Panel, Nurullah Canpolat'ın Kur'an-ı Kerim tilaveti ve mealinin Recep Doğru tarafından okunmasıyla başladı.
Panelde genel olarak, ıslahın ne olduğu, Kur'an-da hangi anlamlarda kullanıldığı, ıslah sorumluluğunun ne olduğu, nerede ve nasıl başladığı ile neyi hedeflediği sorularına yanıt arandı.
İfsat edilen toplumu ıslah etme sorumluğumuz var
Tuncay Yerlikaya'nın panelin amacı hakkında verdiği kısa bilgi ile başlanılan programda, Yerlikaya, sistemin öğütüm araçlarından birinde öğretmenlik yaptığına dikkat çekerek, bizzat tanık olduğunu belirttiği eğitimdeki ifsada vurgu yaparak konuşmasına başladı. Yerlikaya, bu tespitinin toplumun kendisi için de geçerli olduğunu ifade ederek sözlerini şöyle sürdürdü: "Maalesef eğitim kurumları başta olmak üzere toplumun geneli ifsat edilmiş durumda. Bu durum ağır bir sorumlulukla karşı karşıya olduğumuzu gösteriyor. İman etmek salih amel etmeyi de gerektiriyor. İbadetlerimiz salih amel üretmek durumunda. Asr suresi başta olmak üzere birçok surede iman-amel bütünlüğü apaçık ortaya konuluyor. Bizler de iman iddiasında bulunuyorsak Rabbimiz bize bir takım yükümlülükler yüklüyor. Bunların başında da imanımızın gereği olarak salih ameller üretmek; bir başka ifadeyle ıslah etmektir. Bu bağlamda altını çizmek istediğim hususlardan biri de, içinde bulunduğumuz toplumu iyi tanımamızın zorunluluğudur. Toplumu iyi tanımalıyız ki; onu ıslah edip olumlu anlamda değişim ve dönüşümüne vesile olabilelim..."

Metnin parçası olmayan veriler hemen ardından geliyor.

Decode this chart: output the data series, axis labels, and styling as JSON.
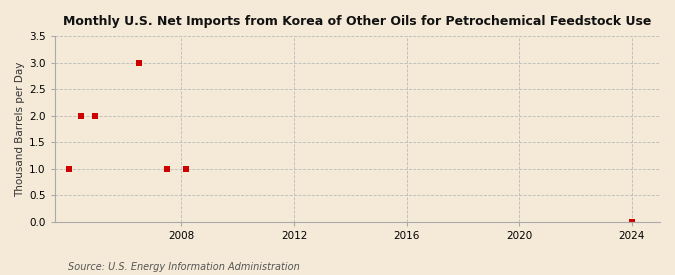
{
  "title": "Monthly U.S. Net Imports from Korea of Other Oils for Petrochemical Feedstock Use",
  "ylabel": "Thousand Barrels per Day",
  "source": "Source: U.S. Energy Information Administration",
  "background_color": "#f5ead8",
  "data_points": [
    {
      "year": 2004.0,
      "value": 1.0
    },
    {
      "year": 2004.42,
      "value": 2.0
    },
    {
      "year": 2004.92,
      "value": 2.0
    },
    {
      "year": 2006.5,
      "value": 3.0
    },
    {
      "year": 2007.5,
      "value": 1.0
    },
    {
      "year": 2008.17,
      "value": 1.0
    },
    {
      "year": 2024.0,
      "value": 0.0
    }
  ],
  "xlim": [
    2003.5,
    2025.0
  ],
  "ylim": [
    0.0,
    3.5
  ],
  "yticks": [
    0.0,
    0.5,
    1.0,
    1.5,
    2.0,
    2.5,
    3.0,
    3.5
  ],
  "xticks": [
    2008,
    2012,
    2016,
    2020,
    2024
  ],
  "marker_color": "#cc0000",
  "marker_size": 4,
  "grid_color": "#bbbbbb",
  "title_fontsize": 9,
  "label_fontsize": 7.5,
  "tick_fontsize": 7.5,
  "source_fontsize": 7
}
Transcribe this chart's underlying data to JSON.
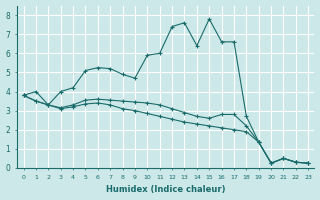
{
  "xlabel": "Humidex (Indice chaleur)",
  "bg_color": "#cce8e8",
  "grid_color": "#ffffff",
  "line_color": "#1a6b6b",
  "xlim": [
    -0.5,
    23.5
  ],
  "ylim": [
    0,
    8.5
  ],
  "xticks": [
    0,
    1,
    2,
    3,
    4,
    5,
    6,
    7,
    8,
    9,
    10,
    11,
    12,
    13,
    14,
    15,
    16,
    17,
    18,
    19,
    20,
    21,
    22,
    23
  ],
  "yticks": [
    0,
    1,
    2,
    3,
    4,
    5,
    6,
    7,
    8
  ],
  "line1_x": [
    0,
    1,
    2,
    3,
    4,
    5,
    6,
    7,
    8,
    9,
    10,
    11,
    12,
    13,
    14,
    15,
    16,
    17,
    18,
    19,
    20,
    21,
    22,
    23
  ],
  "line1_y": [
    3.8,
    4.0,
    3.3,
    4.0,
    4.2,
    5.1,
    5.25,
    5.2,
    4.9,
    4.7,
    5.9,
    6.0,
    7.4,
    7.6,
    6.4,
    7.8,
    6.6,
    6.6,
    2.7,
    1.35,
    0.25,
    0.5,
    0.3,
    0.25
  ],
  "line2_x": [
    0,
    1,
    2,
    3,
    4,
    5,
    6,
    7,
    8,
    9,
    10,
    11,
    12,
    13,
    14,
    15,
    16,
    17,
    18,
    19,
    20,
    21,
    22,
    23
  ],
  "line2_y": [
    3.8,
    3.5,
    3.3,
    3.15,
    3.3,
    3.55,
    3.6,
    3.55,
    3.5,
    3.45,
    3.4,
    3.3,
    3.1,
    2.9,
    2.7,
    2.6,
    2.8,
    2.8,
    2.2,
    1.35,
    0.25,
    0.5,
    0.3,
    0.25
  ],
  "line3_x": [
    0,
    1,
    2,
    3,
    4,
    5,
    6,
    7,
    8,
    9,
    10,
    11,
    12,
    13,
    14,
    15,
    16,
    17,
    18,
    19,
    20,
    21,
    22,
    23
  ],
  "line3_y": [
    3.8,
    3.5,
    3.3,
    3.1,
    3.2,
    3.35,
    3.4,
    3.3,
    3.1,
    3.0,
    2.85,
    2.7,
    2.55,
    2.4,
    2.3,
    2.2,
    2.1,
    2.0,
    1.9,
    1.35,
    0.25,
    0.5,
    0.3,
    0.25
  ]
}
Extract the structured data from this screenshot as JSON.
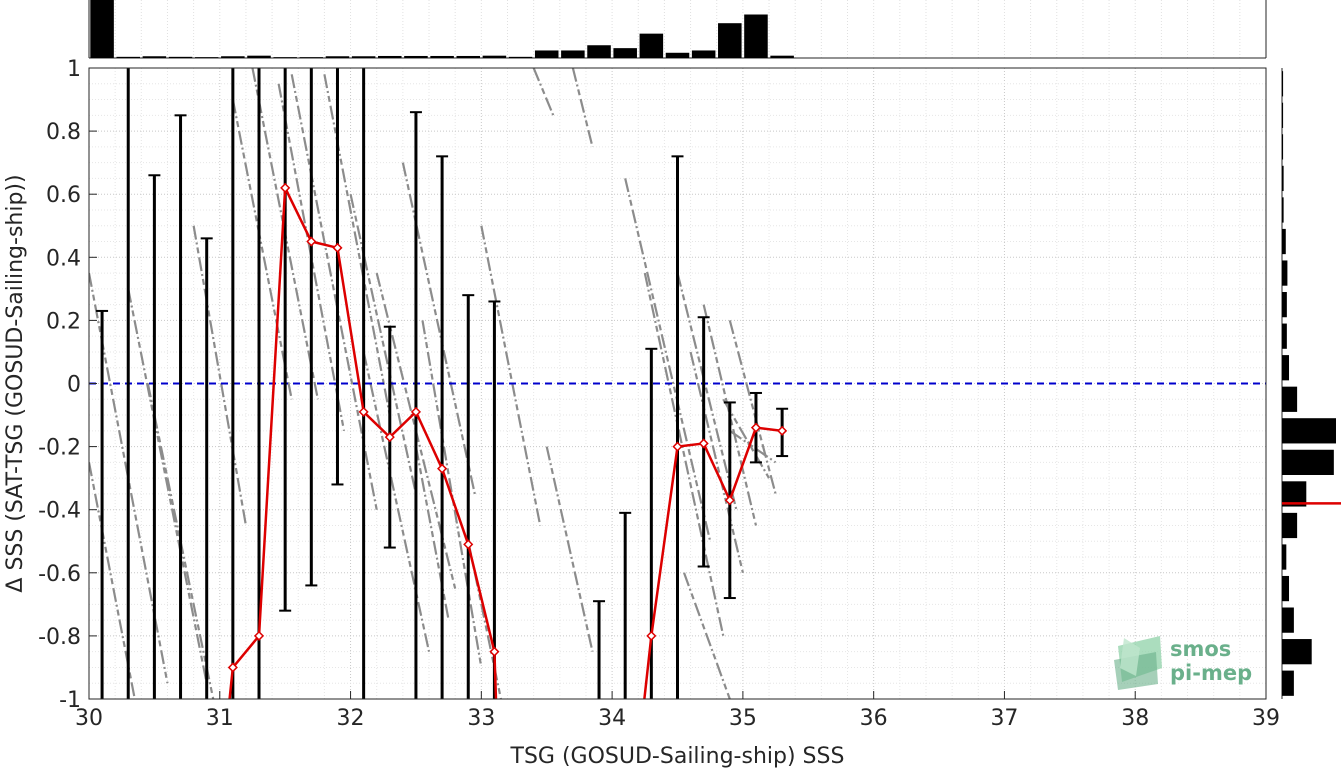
{
  "chart_data": {
    "type": "scatter",
    "xlabel": "TSG (GOSUD-Sailing-ship) SSS",
    "ylabel": "Δ SSS (SAT-TSG (GOSUD-Sailing-ship))",
    "xlim": [
      30,
      39
    ],
    "ylim": [
      -1,
      1
    ],
    "x_ticks": [
      "30",
      "31",
      "32",
      "33",
      "34",
      "35",
      "36",
      "37",
      "38",
      "39"
    ],
    "y_ticks": [
      "1",
      "0.8",
      "0.6",
      "0.4",
      "0.2",
      "0",
      "-0.2",
      "-0.4",
      "-0.6",
      "-0.8",
      "-1"
    ],
    "grid": true,
    "reference_line": {
      "y": 0,
      "style": "dashed",
      "color": "#0000cc"
    },
    "mean_line": {
      "color": "#dd0000",
      "x": [
        31.1,
        31.3,
        31.5,
        31.7,
        31.9,
        32.1,
        32.3,
        32.5,
        32.7,
        32.9,
        33.1,
        34.3,
        34.5,
        34.7,
        34.9,
        35.1,
        35.3
      ],
      "y": [
        -0.9,
        -0.8,
        0.62,
        0.45,
        0.43,
        -0.09,
        -0.17,
        -0.09,
        -0.27,
        -0.51,
        -0.85,
        -0.8,
        -0.2,
        -0.19,
        -0.37,
        -0.14,
        -0.15
      ]
    },
    "error_bars": {
      "color": "#000000",
      "x": [
        30.1,
        30.3,
        30.5,
        30.7,
        30.9,
        31.1,
        31.3,
        31.5,
        31.7,
        31.9,
        32.1,
        32.3,
        32.5,
        32.7,
        32.9,
        33.1,
        33.9,
        34.1,
        34.3,
        34.5,
        34.7,
        34.9,
        35.1,
        35.3
      ],
      "low": [
        -1.0,
        -1.0,
        -1.0,
        -1.0,
        -1.0,
        -1.0,
        -1.0,
        -0.72,
        -0.64,
        -0.32,
        -1.0,
        -0.52,
        -1.0,
        -1.0,
        -1.0,
        -1.0,
        -1.0,
        -1.0,
        -1.0,
        -1.0,
        -0.58,
        -0.68,
        -0.25,
        -0.23
      ],
      "high": [
        0.23,
        1.0,
        0.66,
        0.85,
        0.46,
        1.0,
        1.0,
        1.0,
        1.0,
        1.0,
        1.0,
        0.18,
        0.86,
        0.72,
        0.28,
        0.26,
        -0.69,
        -0.41,
        0.11,
        0.72,
        0.21,
        -0.06,
        -0.03,
        -0.08
      ]
    },
    "scatter_streaks": [
      {
        "x1": 30.0,
        "y1": 0.35,
        "x2": 30.6,
        "y2": -0.95
      },
      {
        "x1": 30.0,
        "y1": -0.25,
        "x2": 30.35,
        "y2": -1.0
      },
      {
        "x1": 30.3,
        "y1": 0.3,
        "x2": 30.9,
        "y2": -0.95
      },
      {
        "x1": 30.45,
        "y1": 0.0,
        "x2": 30.95,
        "y2": -1.0
      },
      {
        "x1": 30.8,
        "y1": 0.5,
        "x2": 31.2,
        "y2": -0.45
      },
      {
        "x1": 31.1,
        "y1": 0.9,
        "x2": 31.55,
        "y2": -0.05
      },
      {
        "x1": 31.25,
        "y1": 1.0,
        "x2": 31.75,
        "y2": -0.05
      },
      {
        "x1": 31.45,
        "y1": 0.95,
        "x2": 31.95,
        "y2": -0.15
      },
      {
        "x1": 31.55,
        "y1": 0.98,
        "x2": 32.2,
        "y2": -0.4
      },
      {
        "x1": 31.8,
        "y1": 0.98,
        "x2": 32.3,
        "y2": -0.1
      },
      {
        "x1": 32.0,
        "y1": 0.6,
        "x2": 32.5,
        "y2": -0.35
      },
      {
        "x1": 32.2,
        "y1": 0.35,
        "x2": 32.8,
        "y2": -0.65
      },
      {
        "x1": 32.4,
        "y1": 0.7,
        "x2": 32.95,
        "y2": -0.35
      },
      {
        "x1": 32.55,
        "y1": 0.2,
        "x2": 33.0,
        "y2": -0.9
      },
      {
        "x1": 32.1,
        "y1": 0.1,
        "x2": 32.6,
        "y2": -0.85
      },
      {
        "x1": 32.9,
        "y1": -0.5,
        "x2": 33.15,
        "y2": -1.0
      },
      {
        "x1": 32.5,
        "y1": -0.2,
        "x2": 32.75,
        "y2": -0.75
      },
      {
        "x1": 33.4,
        "y1": 1.0,
        "x2": 33.55,
        "y2": 0.85
      },
      {
        "x1": 33.7,
        "y1": 1.0,
        "x2": 33.85,
        "y2": 0.75
      },
      {
        "x1": 34.1,
        "y1": 0.65,
        "x2": 34.75,
        "y2": -0.5
      },
      {
        "x1": 34.25,
        "y1": 0.35,
        "x2": 34.85,
        "y2": -0.8
      },
      {
        "x1": 34.5,
        "y1": 0.35,
        "x2": 34.95,
        "y2": -0.4
      },
      {
        "x1": 34.6,
        "y1": 0.1,
        "x2": 35.0,
        "y2": -0.6
      },
      {
        "x1": 34.7,
        "y1": 0.25,
        "x2": 35.1,
        "y2": -0.45
      },
      {
        "x1": 34.9,
        "y1": 0.2,
        "x2": 35.25,
        "y2": -0.35
      },
      {
        "x1": 34.55,
        "y1": -0.6,
        "x2": 34.9,
        "y2": -1.0
      },
      {
        "x1": 33.5,
        "y1": -0.2,
        "x2": 33.85,
        "y2": -0.85
      },
      {
        "x1": 33.0,
        "y1": 0.5,
        "x2": 33.45,
        "y2": -0.45
      },
      {
        "x1": 34.85,
        "y1": -0.05,
        "x2": 35.2,
        "y2": -0.3
      },
      {
        "x1": 34.9,
        "y1": -0.15,
        "x2": 35.25,
        "y2": -0.25
      }
    ],
    "top_histogram": {
      "x": [
        30.1,
        30.3,
        30.5,
        30.7,
        30.9,
        31.1,
        31.3,
        31.5,
        31.7,
        31.9,
        32.1,
        32.3,
        32.5,
        32.7,
        32.9,
        33.1,
        33.3,
        33.5,
        33.7,
        33.9,
        34.1,
        34.3,
        34.5,
        34.7,
        34.9,
        35.1,
        35.3
      ],
      "values": [
        1.0,
        0.02,
        0.03,
        0.02,
        0.015,
        0.03,
        0.04,
        0.015,
        0.015,
        0.03,
        0.03,
        0.035,
        0.035,
        0.035,
        0.035,
        0.04,
        0.02,
        0.13,
        0.13,
        0.22,
        0.17,
        0.42,
        0.09,
        0.13,
        0.6,
        0.75,
        0.04
      ]
    },
    "right_histogram": {
      "y": [
        0.95,
        0.85,
        0.75,
        0.65,
        0.55,
        0.45,
        0.35,
        0.25,
        0.15,
        0.05,
        -0.05,
        -0.15,
        -0.25,
        -0.35,
        -0.45,
        -0.55,
        -0.65,
        -0.75,
        -0.85,
        -0.95
      ],
      "values": [
        0.02,
        0.02,
        0.02,
        0.03,
        0.03,
        0.07,
        0.1,
        0.09,
        0.09,
        0.13,
        0.28,
        1.0,
        0.96,
        0.45,
        0.28,
        0.08,
        0.13,
        0.22,
        0.55,
        0.22
      ],
      "mean_marker": -0.38
    }
  },
  "logo": {
    "line1": "smos",
    "line2": "pi-mep",
    "color": "#6ab08b"
  }
}
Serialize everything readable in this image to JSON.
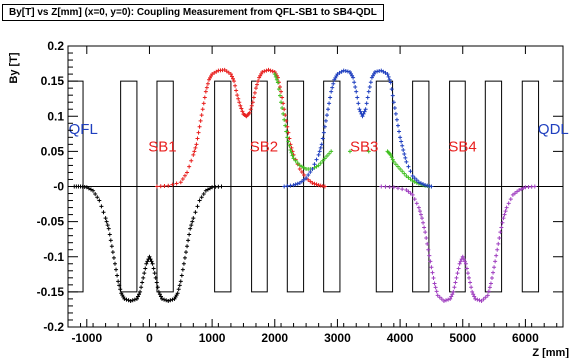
{
  "chart_data": {
    "type": "scatter",
    "title": "By[T] vs Z[mm] (x=0, y=0): Coupling Measurement from QFL-SB1 to SB4-QDL",
    "xlabel": "Z [mm]",
    "ylabel": "By [T]",
    "xlim": [
      -1300,
      6600
    ],
    "ylim": [
      -0.2,
      0.2
    ],
    "x_ticks": [
      -1000,
      0,
      1000,
      2000,
      3000,
      4000,
      5000,
      6000
    ],
    "x_tick_labels": [
      "-1000",
      "0",
      "1000",
      "2000",
      "3000",
      "4000",
      "5000",
      "6000"
    ],
    "y_ticks": [
      -0.2,
      -0.15,
      -0.1,
      -0.05,
      0,
      0.05,
      0.1,
      0.15,
      0.2
    ],
    "y_tick_labels": [
      "-0.2",
      "-0.15",
      "-0.1",
      "-0.05",
      "-0",
      "0.05",
      "0.1",
      "0.15",
      "0.2"
    ],
    "grid": false,
    "magnet_boxes": [
      {
        "x0": -1300,
        "x1": -1060,
        "y0": -0.15,
        "y1": 0.15
      },
      {
        "x0": -460,
        "x1": -200,
        "y0": -0.15,
        "y1": 0.15
      },
      {
        "x0": 120,
        "x1": 380,
        "y0": -0.15,
        "y1": 0.15
      },
      {
        "x0": 1040,
        "x1": 1300,
        "y0": -0.15,
        "y1": 0.15
      },
      {
        "x0": 1630,
        "x1": 1880,
        "y0": -0.15,
        "y1": 0.15
      },
      {
        "x0": 2200,
        "x1": 2460,
        "y0": -0.15,
        "y1": 0.15
      },
      {
        "x0": 2780,
        "x1": 3040,
        "y0": -0.15,
        "y1": 0.15
      },
      {
        "x0": 3620,
        "x1": 3880,
        "y0": -0.15,
        "y1": 0.15
      },
      {
        "x0": 4200,
        "x1": 4460,
        "y0": -0.15,
        "y1": 0.15
      },
      {
        "x0": 4790,
        "x1": 5040,
        "y0": -0.15,
        "y1": 0.15
      },
      {
        "x0": 5360,
        "x1": 5620,
        "y0": -0.15,
        "y1": 0.15
      },
      {
        "x0": 5950,
        "x1": 6210,
        "y0": -0.15,
        "y1": 0.15
      }
    ],
    "annotations": [
      {
        "text": "QFL",
        "x": -1290,
        "y": 0.075,
        "color": "#1f3fbf"
      },
      {
        "text": "SB1",
        "x": -20,
        "y": 0.05,
        "color": "#e8201f"
      },
      {
        "text": "SB2",
        "x": 1600,
        "y": 0.05,
        "color": "#e8201f"
      },
      {
        "text": "SB3",
        "x": 3200,
        "y": 0.05,
        "color": "#e8201f"
      },
      {
        "text": "SB4",
        "x": 4770,
        "y": 0.05,
        "color": "#e8201f"
      },
      {
        "text": "QDL",
        "x": 6200,
        "y": 0.075,
        "color": "#1f3fbf"
      }
    ],
    "series": [
      {
        "color": "#000000",
        "points": [
          [
            -1200,
            0.0
          ],
          [
            -1100,
            0.0
          ],
          [
            -1000,
            -0.001
          ],
          [
            -900,
            -0.006
          ],
          [
            -800,
            -0.02
          ],
          [
            -700,
            -0.045
          ],
          [
            -650,
            -0.06
          ],
          [
            -600,
            -0.085
          ],
          [
            -550,
            -0.11
          ],
          [
            -500,
            -0.135
          ],
          [
            -450,
            -0.152
          ],
          [
            -400,
            -0.16
          ],
          [
            -300,
            -0.163
          ],
          [
            -200,
            -0.16
          ],
          [
            -150,
            -0.15
          ],
          [
            -100,
            -0.13
          ],
          [
            -50,
            -0.11
          ],
          [
            0,
            -0.1
          ],
          [
            50,
            -0.11
          ],
          [
            100,
            -0.13
          ],
          [
            150,
            -0.15
          ],
          [
            200,
            -0.16
          ],
          [
            300,
            -0.163
          ],
          [
            400,
            -0.16
          ],
          [
            450,
            -0.152
          ],
          [
            500,
            -0.135
          ],
          [
            550,
            -0.11
          ],
          [
            600,
            -0.085
          ],
          [
            650,
            -0.06
          ],
          [
            700,
            -0.045
          ],
          [
            800,
            -0.02
          ],
          [
            900,
            -0.006
          ],
          [
            1000,
            -0.001
          ],
          [
            1150,
            0.0
          ]
        ]
      },
      {
        "color": "#e8201f",
        "points": [
          [
            120,
            0.0
          ],
          [
            300,
            0.001
          ],
          [
            500,
            0.006
          ],
          [
            600,
            0.02
          ],
          [
            700,
            0.045
          ],
          [
            750,
            0.06
          ],
          [
            800,
            0.085
          ],
          [
            850,
            0.11
          ],
          [
            900,
            0.135
          ],
          [
            950,
            0.152
          ],
          [
            1000,
            0.16
          ],
          [
            1100,
            0.165
          ],
          [
            1200,
            0.166
          ],
          [
            1300,
            0.16
          ],
          [
            1350,
            0.15
          ],
          [
            1400,
            0.13
          ],
          [
            1450,
            0.115
          ],
          [
            1500,
            0.103
          ],
          [
            1550,
            0.1
          ],
          [
            1600,
            0.105
          ],
          [
            1650,
            0.12
          ],
          [
            1700,
            0.14
          ],
          [
            1750,
            0.155
          ],
          [
            1800,
            0.163
          ],
          [
            1900,
            0.166
          ],
          [
            2000,
            0.163
          ],
          [
            2050,
            0.155
          ],
          [
            2100,
            0.135
          ],
          [
            2150,
            0.11
          ],
          [
            2200,
            0.085
          ],
          [
            2250,
            0.06
          ],
          [
            2300,
            0.045
          ],
          [
            2400,
            0.025
          ],
          [
            2500,
            0.012
          ],
          [
            2600,
            0.005
          ],
          [
            2700,
            0.002
          ],
          [
            2800,
            0.0
          ]
        ]
      },
      {
        "color": "#3fbf1f",
        "points": [
          [
            2000,
            0.16
          ],
          [
            2050,
            0.148
          ],
          [
            2100,
            0.12
          ],
          [
            2150,
            0.095
          ],
          [
            2200,
            0.07
          ],
          [
            2250,
            0.052
          ],
          [
            2300,
            0.04
          ],
          [
            2400,
            0.03
          ],
          [
            2500,
            0.025
          ],
          [
            2600,
            0.025
          ],
          [
            2700,
            0.03
          ],
          [
            2800,
            0.04
          ],
          [
            2900,
            0.05
          ],
          [
            3800,
            0.05
          ],
          [
            3850,
            0.045
          ],
          [
            3900,
            0.035
          ],
          [
            4000,
            0.025
          ],
          [
            4100,
            0.015
          ],
          [
            4200,
            0.008
          ],
          [
            4300,
            0.004
          ],
          [
            4400,
            0.001
          ],
          [
            4500,
            0.0
          ]
        ]
      },
      {
        "color": "#1f3fbf",
        "points": [
          [
            2150,
            0.0
          ],
          [
            2300,
            0.002
          ],
          [
            2400,
            0.005
          ],
          [
            2500,
            0.012
          ],
          [
            2600,
            0.025
          ],
          [
            2700,
            0.045
          ],
          [
            2750,
            0.06
          ],
          [
            2800,
            0.085
          ],
          [
            2850,
            0.11
          ],
          [
            2900,
            0.135
          ],
          [
            2950,
            0.152
          ],
          [
            3000,
            0.16
          ],
          [
            3100,
            0.165
          ],
          [
            3200,
            0.163
          ],
          [
            3250,
            0.155
          ],
          [
            3300,
            0.135
          ],
          [
            3350,
            0.11
          ],
          [
            3400,
            0.1
          ],
          [
            3450,
            0.11
          ],
          [
            3500,
            0.135
          ],
          [
            3550,
            0.155
          ],
          [
            3600,
            0.163
          ],
          [
            3700,
            0.165
          ],
          [
            3800,
            0.16
          ],
          [
            3850,
            0.148
          ],
          [
            3900,
            0.12
          ],
          [
            3950,
            0.095
          ],
          [
            4000,
            0.07
          ],
          [
            4050,
            0.052
          ],
          [
            4100,
            0.035
          ],
          [
            4200,
            0.015
          ],
          [
            4300,
            0.006
          ],
          [
            4400,
            0.002
          ],
          [
            4500,
            0.0
          ]
        ]
      },
      {
        "color": "#a040c0",
        "points": [
          [
            3700,
            0.0
          ],
          [
            3900,
            -0.001
          ],
          [
            4100,
            -0.005
          ],
          [
            4200,
            -0.012
          ],
          [
            4300,
            -0.03
          ],
          [
            4350,
            -0.045
          ],
          [
            4400,
            -0.065
          ],
          [
            4450,
            -0.09
          ],
          [
            4500,
            -0.115
          ],
          [
            4550,
            -0.138
          ],
          [
            4600,
            -0.155
          ],
          [
            4700,
            -0.163
          ],
          [
            4800,
            -0.16
          ],
          [
            4850,
            -0.15
          ],
          [
            4900,
            -0.13
          ],
          [
            4950,
            -0.11
          ],
          [
            5000,
            -0.1
          ],
          [
            5050,
            -0.11
          ],
          [
            5100,
            -0.13
          ],
          [
            5150,
            -0.15
          ],
          [
            5200,
            -0.16
          ],
          [
            5300,
            -0.163
          ],
          [
            5400,
            -0.155
          ],
          [
            5450,
            -0.138
          ],
          [
            5500,
            -0.115
          ],
          [
            5550,
            -0.09
          ],
          [
            5600,
            -0.065
          ],
          [
            5650,
            -0.045
          ],
          [
            5700,
            -0.03
          ],
          [
            5800,
            -0.012
          ],
          [
            5900,
            -0.005
          ],
          [
            6000,
            -0.001
          ],
          [
            6150,
            0.0
          ]
        ]
      }
    ]
  }
}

Tarih boyunca tüm peygamberlerde ıslah çabasının görüldüğünü, Hz. Muhammed'in ardından bu sorumluluğun bizim üzerimize yüklendiğini kaydeden Yerlikaya, Hz. Salih örneğinden hareketle ıslah sorumluluğunun yerine getirilmemesi durumunda fitneye bulaşan kişileri tek kapsamayan azap konusunda uyarılarda bulundu.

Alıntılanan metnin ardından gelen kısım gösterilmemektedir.